The earliest form of 砸 isn’t in oracle bones (it’s too late for that), but its components tell an ancient tale: the left side 石 (shí, 'stone') was already a pictograph of a rocky outcrop — solid, unyielding, heavy. The right side 则 (zé) originally depicted a 'knife' (刂) beside 'spoon/bowl' (贝), evolving to mean 'rule' or 'standard' — but in 砸, it’s purely phonetic. Crucially, by the Han dynasty, scribes began writing 则 with a 'downward stroke' emphasis, subtly reinforcing the vertical force implied by the action. Over centuries, the stone radical anchored the meaning in physical weight, while the right-hand component stabilized the pronunciation — and the whole character settled into its modern 10-stroke shape, looking like a stone dropping straight down onto a target.

This visual logic cemented its meaning: not just 'break', but *impact-driven* destruction.
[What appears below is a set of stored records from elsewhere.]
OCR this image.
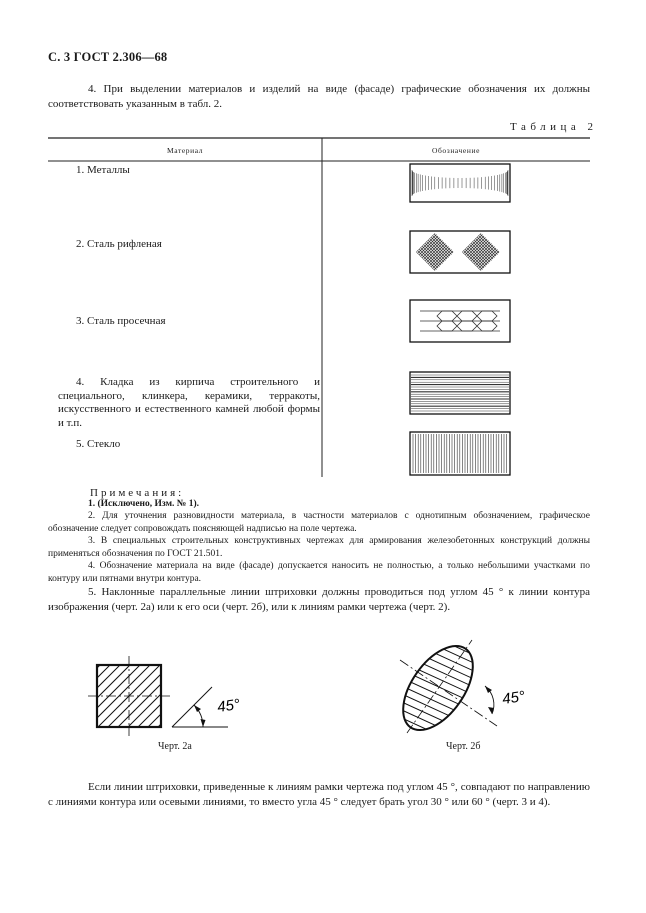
С. 3 ГОСТ 2.306—68
4. При выделении материалов и изделий на виде (фасаде) графические обозначения их должны соответствовать указанным в табл. 2.
Таблица 2
Материал	Обозначение
1. Металлы
2. Сталь рифленая
3. Сталь просечная
4. Кладка из кирпича строительного и специального, клинкера, керамики, терракоты, искусственного и естественного камней любой формы и т.п.
5. Стекло
Примечания:
1. (Исключено, Изм. № 1).
2. Для уточнения разновидности материала, в частности материалов с однотипным обозначением, графическое обозначение следует сопровождать поясняющей надписью на поле чертежа.
3. В специальных строительных конструктивных чертежах для армирования железобетонных конструкций должны применяться обозначения по ГОСТ 21.501.
4. Обозначение материала на виде (фасаде) допускается наносить не полностью, а только небольшими участками по контуру или пятнами внутри контура.
5. Наклонные параллельные линии штриховки должны проводиться под углом 45 ° к линии контура изображения (черт. 2а) или к его оси (черт. 2б), или к линиям рамки чертежа (черт. 2).
45°	45°
Черт. 2а	Черт. 2б
Если линии штриховки, приведенные к линиям рамки чертежа под углом 45 °, совпадают по направлению с линиями контура или осевыми линиями, то вместо угла 45 ° следует брать угол 30 ° или 60 ° (черт. 3 и 4).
In Ming dynasty vernacular fiction like Water Margin, 砸 appears in fight scenes — 'he grabbed the stool and zá-ed it onto the bandit’s head'. By the Qing era, it had entered everyday speech with a punchy, informal tone, and today it still thrums with that same raw, tactile urgency — a character born from gravity, grit, and the satisfying crunch of something giving way.

Think of 砸 (zá) as the Chinese equivalent of a cartoon 'THWACK!' — it’s not just 'to break'; it’s the visceral, noisy, often reckless act of bringing something heavy down *onto* something else with force: a hammer on glass, a rock on a phone, a fist on a table. Unlike the neutral 'break' (打破 dǎ pò), 砸 implies agency, impact, and usually destruction — and it almost always involves downward motion, like gravity joining the assault.

Grammatically, 砸 is wonderfully flexible: it can be transitive ('He smashed the vase'), intransitive ('The vase smashed'), or even causative in colloquial speech ('Don’t smash your hopes!'). It also appears in vivid idioms like 砸锅卖铁 (zá guō mài tiě — 'smash the wok and sell the iron', meaning to go all-in, no matter the cost). Learners often mistakenly use it for gentle breaking (e.g., 'the cup broke' → better: 杯子碎了 bēi zi suì le), or confuse it with passive verbs — but 砸 is always *active*, intentional, and physical.

Culturally, 砸 carries a gritty, working-class energy — you’ll hear it in factory slang, street banter, and political satire (e.g., 砸烂旧世界 zá làn jiù shì jiè — 'smash the old world'). A classic pitfall? Using it for abstract 'breaking' like 'break a promise' (that’s 违背 wéi bèi) — doing so makes you sound like you’re threatening to hurl a boulder at someone’s vow.

💬 Example Sentences

Common Compounds

💡 Memory Tip

Imagine a ZAP of lightning (zá!) striking a STONE (石) — 10 strokes = 10 thunderclaps as it SMASHES down!